Sexual transmission of the [Het-s] prion leads to meiotic drive in Podospora anserina
Dalstra, H.J.P. ; Swart, K. ; Debets, A.J.M. ; Saupe, S.J. ; Hoekstra, R.F. - \ 2003
Proceedings of the National Academy of Sciences of the United States of America 100 (2003). - ISSN 0027-8424 - p. 6616 - 6621.
fungus podospora-anserina - heterokaryon incompatibility - spore killer - filamentous fungi - neurospora - protein - elements - products - meiosis - analog
In the filamentous fungus Podospora anserina, two phenomena are associated with polymorphism at the het-s locus, vegetative incompatibility and ascospore abortion.
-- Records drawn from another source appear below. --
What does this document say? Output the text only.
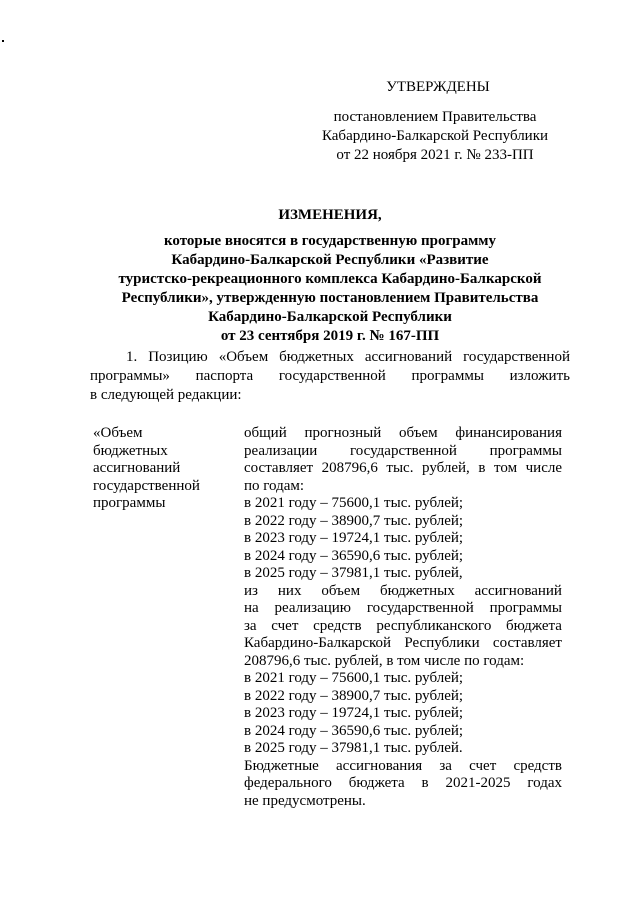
УТВЕРЖДЕНЫ
постановлением Правительства
Кабардино-Балкарской Республики
от 22 ноября 2021 г. № 233-ПП
ИЗМЕНЕНИЯ,
которые вносятся в государственную программу
Кабардино-Балкарской Республики «Развитие
туристско-рекреационного комплекса Кабардино-Балкарской
Республики», утвержденную постановлением Правительства
Кабардино-Балкарской Республики
от 23 сентября 2019 г. № 167-ПП
1. Позицию «Объем бюджетных ассигнований государственной
программы» паспорта государственной программы изложить
в следующей редакции:
«Объем
бюджетных
ассигнований
государственной
программы
общий прогнозный объем финансирования
реализации государственной программы
составляет 208796,6 тыс. рублей, в том числе
по годам:
в 2021 году – 75600,1 тыс. рублей;
в 2022 году – 38900,7 тыс. рублей;
в 2023 году – 19724,1 тыс. рублей;
в 2024 году – 36590,6 тыс. рублей;
в 2025 году – 37981,1 тыс. рублей,
из них объем бюджетных ассигнований
на реализацию государственной программы
за счет средств республиканского бюджета
Кабардино-Балкарской Республики составляет
208796,6 тыс. рублей, в том числе по годам:
в 2021 году – 75600,1 тыс. рублей;
в 2022 году – 38900,7 тыс. рублей;
в 2023 году – 19724,1 тыс. рублей;
в 2024 году – 36590,6 тыс. рублей;
в 2025 году – 37981,1 тыс. рублей.
Бюджетные ассигнования за счет средств
федерального бюджета в 2021-2025 годах
не предусмотрены.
Two het-s alleles occur naturally, het-s and het-S. The het-s encoded protein is a prion propagating as a self-perpetuating amyloid aggregate. When prion-infected [Het-s] hyphae fuse with [Het-S] hyphae, the resulting heterokaryotic cells necrotize. [Het-s] and [Het-S] strains are sexually compatible. When, however, a female [Het-s] crosses with [Het-S], a significant percentage of het-S spores abort, in a way similar to spore killing in Neurospora and Podospora. We report here that sexual transmission of the [Het-s] prion after nonisogamous mating in the reproductive cycle of Podospora is responsible for the killing of het-S spores. Progeny of crosses between isogenic strains with distinct wild-type or introduced, ectopic het-s/S alleles were cytologically and genetically analyzed. The effect of het-s/S overexpression, ectopic het-s/S expression, absence of het-s expression, loss of [Het-s] prion infection, and the distribution patterns of HET-s/S-GFP proteins were categorized during meiosis and ascospore formation. This study unveiled a het-S spore-killing system that is governed by dosage of and interaction between the [Het-s] prion and the HET-S protein. Due to this property of the [Het-s] prion, the het-s allele acts as a meiotic drive element favoring maintenance of the prion-forming allele in natural populations.